Barnes also wrote several posts opposing any U.S. effort to oust Syrian president Bashar al-Assad in 2013, while the embattled dictator was massacring his own people and using chemical weapons.

"I'd like to pull a Rodman next. I should have hopped that fence to Syria when I had the chance," wrote Barnes on April 9, 2013, a few weeks after Assad’s regime carried out a deadly Sarin gas attack against its opposition.

He also opposed efforts by the United States to aid the Syrian opposition after Assad’s use of chemical weapons.

"Seeing school administrators plead for more state aid, but seeing that our country is able to send weapons to Syria makes me more anti war," wrote Barnes in June 2013.

After the Obama administration opened up diplomatic relations with Cuba in 2014, Barnes wrote that he wanted to work at the "embassy in Cuba" and asked "where would one apply for such an opportunity?"

Barnes also appeared to criticize the removal of Iraqi dictator Saddam Hussein, writing in 2016 that "when you drop cookies, you get crumbs everywhere. Then you gotta get a vacuum, and that's what happened when we removed Saddam."

Barnes previously joked that his father almost named him "Muammar," an apparent reference to the late Libyan dictator Muammar Qaddafi.

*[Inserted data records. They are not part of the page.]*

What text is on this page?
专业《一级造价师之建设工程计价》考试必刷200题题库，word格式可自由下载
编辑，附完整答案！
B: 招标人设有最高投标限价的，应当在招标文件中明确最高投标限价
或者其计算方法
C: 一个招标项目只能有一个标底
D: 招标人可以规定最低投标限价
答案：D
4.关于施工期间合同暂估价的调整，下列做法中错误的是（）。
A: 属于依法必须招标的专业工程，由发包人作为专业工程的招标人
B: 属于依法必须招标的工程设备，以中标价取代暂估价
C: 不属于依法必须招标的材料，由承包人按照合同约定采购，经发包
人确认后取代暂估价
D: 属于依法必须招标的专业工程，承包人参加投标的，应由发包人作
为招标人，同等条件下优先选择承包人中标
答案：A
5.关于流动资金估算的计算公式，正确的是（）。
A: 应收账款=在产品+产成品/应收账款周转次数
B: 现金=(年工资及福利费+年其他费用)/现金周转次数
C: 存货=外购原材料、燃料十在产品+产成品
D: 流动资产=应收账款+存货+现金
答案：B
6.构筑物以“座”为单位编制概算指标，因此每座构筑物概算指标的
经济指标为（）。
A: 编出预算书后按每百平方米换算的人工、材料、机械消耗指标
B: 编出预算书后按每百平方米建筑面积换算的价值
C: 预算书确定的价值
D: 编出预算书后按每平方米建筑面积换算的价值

"My dad told me a couple of years ago, he said I was ‘lucky I was born when I was born.’ If I was born five years earlier, my name would have been Muammar," said Barnes during a Civil Rights panel discussion in 2015.

A spokesman for Barnes's Republican challenger Sen. Ron Johnson said the posts were evidence of Barnes’s "extreme positions."

"Not only has Moscow Mandela Barnes gone on Russian propaganda TV six times to denigrate American law enforcement, but he has also cozied up to awful dictators and communist groups around the world," said Johnson spokesman Mike Marinella. "His extreme positions are wrong for Wisconsin and would make our state less prosperous and less free."